Gestation: 27 weeks, 1 day

One year ago.

 

Suse comes into me, holding a lipstick-shaped thing in her hands.

“There’s ferning.”

“Really,” I say, looking up from the paper.

“Yeah.  Very definitely ferns.”  She’s like a kid in a candy store.

I look through the spyglass and depress the button.  A green backlight comes on, and through the eyepiece I see the little patterns.

Fancy that.  They do look like ferns.

“They’re ferns, right?”

“Certainly look like it.”

She smiles broadly.  This lasts for about three seconds, before disappearing again.

“Although, I forgot to check it at the ten minute mark.”

“So?”

“Well, maybe it’s wrong because I left it so long.”

“I don’t think there’s any problem, love.  They ask you to leave it ten minutes so it dries.  It’s not like fake ferns suddenly appear if you leave it until the evening.  A fern’s a fern.”

“Mmm,” she says, unconvinced.

“So that’s good,” I say.

“Yeah,” she replies, knowing it’s the right thing to say.

I put down the newspaper.  “So, you had mittelschmerz, you’re body temperature is up by 0.5 degrees since that time…”

“…0.4 degrees…”

“…Okay, 0.4 degrees, and now we’ve got ferns…”

“…But the LH surge test is still negative.”

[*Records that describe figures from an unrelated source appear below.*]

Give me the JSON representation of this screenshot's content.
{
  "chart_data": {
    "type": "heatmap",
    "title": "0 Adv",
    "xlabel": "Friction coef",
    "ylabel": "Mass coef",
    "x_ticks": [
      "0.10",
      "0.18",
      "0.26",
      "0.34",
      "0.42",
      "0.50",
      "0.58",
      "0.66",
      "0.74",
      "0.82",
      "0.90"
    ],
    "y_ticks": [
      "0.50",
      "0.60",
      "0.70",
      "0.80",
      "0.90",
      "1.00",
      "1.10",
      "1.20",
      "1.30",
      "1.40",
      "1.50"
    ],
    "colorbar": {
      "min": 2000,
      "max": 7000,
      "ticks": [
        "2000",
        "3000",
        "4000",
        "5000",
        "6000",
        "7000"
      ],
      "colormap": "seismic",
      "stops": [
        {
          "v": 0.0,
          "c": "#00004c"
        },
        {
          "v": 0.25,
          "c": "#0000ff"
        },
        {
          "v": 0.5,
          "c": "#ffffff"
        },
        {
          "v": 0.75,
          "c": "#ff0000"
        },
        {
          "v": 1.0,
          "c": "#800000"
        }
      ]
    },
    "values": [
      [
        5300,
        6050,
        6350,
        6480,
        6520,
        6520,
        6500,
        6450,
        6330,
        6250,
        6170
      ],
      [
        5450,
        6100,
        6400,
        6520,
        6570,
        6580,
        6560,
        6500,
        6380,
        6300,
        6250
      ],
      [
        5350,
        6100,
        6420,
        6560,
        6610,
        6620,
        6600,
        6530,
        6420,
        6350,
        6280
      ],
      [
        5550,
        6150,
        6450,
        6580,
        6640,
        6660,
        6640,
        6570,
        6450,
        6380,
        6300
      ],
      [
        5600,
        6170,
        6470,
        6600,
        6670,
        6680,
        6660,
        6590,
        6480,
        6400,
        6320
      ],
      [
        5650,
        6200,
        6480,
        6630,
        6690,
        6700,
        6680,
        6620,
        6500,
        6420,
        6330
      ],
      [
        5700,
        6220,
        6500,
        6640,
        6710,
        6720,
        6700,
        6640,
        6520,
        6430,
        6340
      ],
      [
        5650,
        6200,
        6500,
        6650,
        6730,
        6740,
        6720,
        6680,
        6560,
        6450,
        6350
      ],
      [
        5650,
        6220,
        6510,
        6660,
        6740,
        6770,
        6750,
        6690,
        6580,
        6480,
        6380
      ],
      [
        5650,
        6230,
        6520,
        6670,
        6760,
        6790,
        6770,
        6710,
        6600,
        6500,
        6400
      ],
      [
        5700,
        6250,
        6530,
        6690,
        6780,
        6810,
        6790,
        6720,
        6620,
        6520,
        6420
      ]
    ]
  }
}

“Fuck the LH surge test,” I say.  “You’ve got three out of four positives for ovulation.  The reason there are so many different tests – basal body temperature, LH kits, saliva tests – is because none of them is particularly good.  It’s like cough medicine.  Why do you think there are so many brands out there?  It’s because none of them work.”

“Yeah,” she says again.

I walk up to her and hug her.

“How do you want your Easter eggs?” I ask.

“What do you mean?”

“Ovulated,” I say.

She smiles broadly before correcting.  “No, not ovulated.  Fertilised.”

“Fertilised then,” I repeat.  “As you wish.”